Solex Resources Corp. shareholders approve Homeland Uranium asset acquisition

VANCOUVER, April 28 /CNW/ - Solex Resources Corp. (TSX-V: SOX) ("Solex" or the "Company") is pleased to announce that, at a Special Meeting of Shareholders held yesterday, the shareholders of the Company approved the previously announced transaction with Homeland Uranium Inc. ("Homeland"), whereby the Company will acquire from Homeland $4,000,000 in cash, 7,619,047 shares of Macusani Yellowcake Inc., and the right to compel Homeland to exercise its warrants to purchase up to 4,571,428 Macusani Yellowcake shares and to transfer the resulting warrant shares at the warrant exercise price to the Company, in exchange for 81,654,442 common shares in the capital of the Company. In addition, the shareholders of Solex approved the proposed name change of the Company and the proposed 3:1 share consolidation, following completion of the transaction.

Subject to final TSX Venture Exchange approval, closing of the transaction is expected to take place the week of May 3, 2010.

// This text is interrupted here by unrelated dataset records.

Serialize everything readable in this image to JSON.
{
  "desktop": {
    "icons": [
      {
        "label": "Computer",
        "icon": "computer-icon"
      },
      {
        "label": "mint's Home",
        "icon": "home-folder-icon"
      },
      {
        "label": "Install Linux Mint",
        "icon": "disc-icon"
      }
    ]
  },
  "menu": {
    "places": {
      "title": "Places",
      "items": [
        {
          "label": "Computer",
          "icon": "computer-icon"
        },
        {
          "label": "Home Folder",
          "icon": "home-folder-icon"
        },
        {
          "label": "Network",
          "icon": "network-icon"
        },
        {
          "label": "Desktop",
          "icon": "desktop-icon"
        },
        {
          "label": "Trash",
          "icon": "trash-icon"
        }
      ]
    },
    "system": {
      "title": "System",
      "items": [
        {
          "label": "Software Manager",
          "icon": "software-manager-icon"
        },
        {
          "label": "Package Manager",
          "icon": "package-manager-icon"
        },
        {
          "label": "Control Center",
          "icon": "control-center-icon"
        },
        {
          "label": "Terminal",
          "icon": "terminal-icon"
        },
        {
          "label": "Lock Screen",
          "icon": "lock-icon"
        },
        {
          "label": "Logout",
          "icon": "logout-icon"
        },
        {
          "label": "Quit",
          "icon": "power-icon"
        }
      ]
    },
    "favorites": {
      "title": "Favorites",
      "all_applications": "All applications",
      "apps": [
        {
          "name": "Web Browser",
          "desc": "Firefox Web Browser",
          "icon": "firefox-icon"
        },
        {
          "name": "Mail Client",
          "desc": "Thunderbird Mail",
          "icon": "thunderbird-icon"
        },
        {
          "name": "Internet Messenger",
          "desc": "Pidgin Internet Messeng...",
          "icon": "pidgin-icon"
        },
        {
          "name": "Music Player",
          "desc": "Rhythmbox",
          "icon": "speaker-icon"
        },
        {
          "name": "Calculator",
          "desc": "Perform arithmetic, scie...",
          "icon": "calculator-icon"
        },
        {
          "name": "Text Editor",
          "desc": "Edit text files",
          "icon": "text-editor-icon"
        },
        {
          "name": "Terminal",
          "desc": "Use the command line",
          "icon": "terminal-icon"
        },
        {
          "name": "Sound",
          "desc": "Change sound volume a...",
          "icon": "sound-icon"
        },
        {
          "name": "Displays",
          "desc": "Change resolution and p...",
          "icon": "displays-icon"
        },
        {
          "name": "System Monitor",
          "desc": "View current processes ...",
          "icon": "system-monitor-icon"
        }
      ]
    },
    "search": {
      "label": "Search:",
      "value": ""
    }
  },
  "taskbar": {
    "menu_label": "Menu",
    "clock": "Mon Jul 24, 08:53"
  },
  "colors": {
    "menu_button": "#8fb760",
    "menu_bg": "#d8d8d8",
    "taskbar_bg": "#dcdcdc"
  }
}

About Solex Resources Corp.

Solex Resources Corp. is the dominant landholder in southern Peru's Macusani Uranium District with concessions covering over 904 km(2) where in excess of 55 uraniferous anomalies have been identified on Solex properties. Solex is exploring three properties in the Macusani region (Macusani East, Macusani West and Macusani South), in addition to the Picotani uranium project. NI 43-101 reports were filed during 2008 on the Princesa silver, lead and zinc property and on the Pilunani lead and zinc project.

This news release may contain forward-looking statements that are based on Solex's expectations, estimates and projections regarding its business and the economic environment in which it operates. These statements are not guarantees of future performance and involve risks and uncertainties that are difficult to control or predict. Therefore, actual outcomes and results may differ materially from those expressed in these forward-looking statements and readers should not place undue reliance on such statements. Statements speak only as of the date on which they are made, and the Company undertakes no obligation to update them publicly to reflect new information or the occurrence of future events or circumstances, unless otherwise required to do so by law.

Neither TSX Venture Exchange nor its Regulation Services Provider (as that term is defined in the policies of the TSX Venture Exchange) accepts responsibility for the adequacy or accuracy of this release.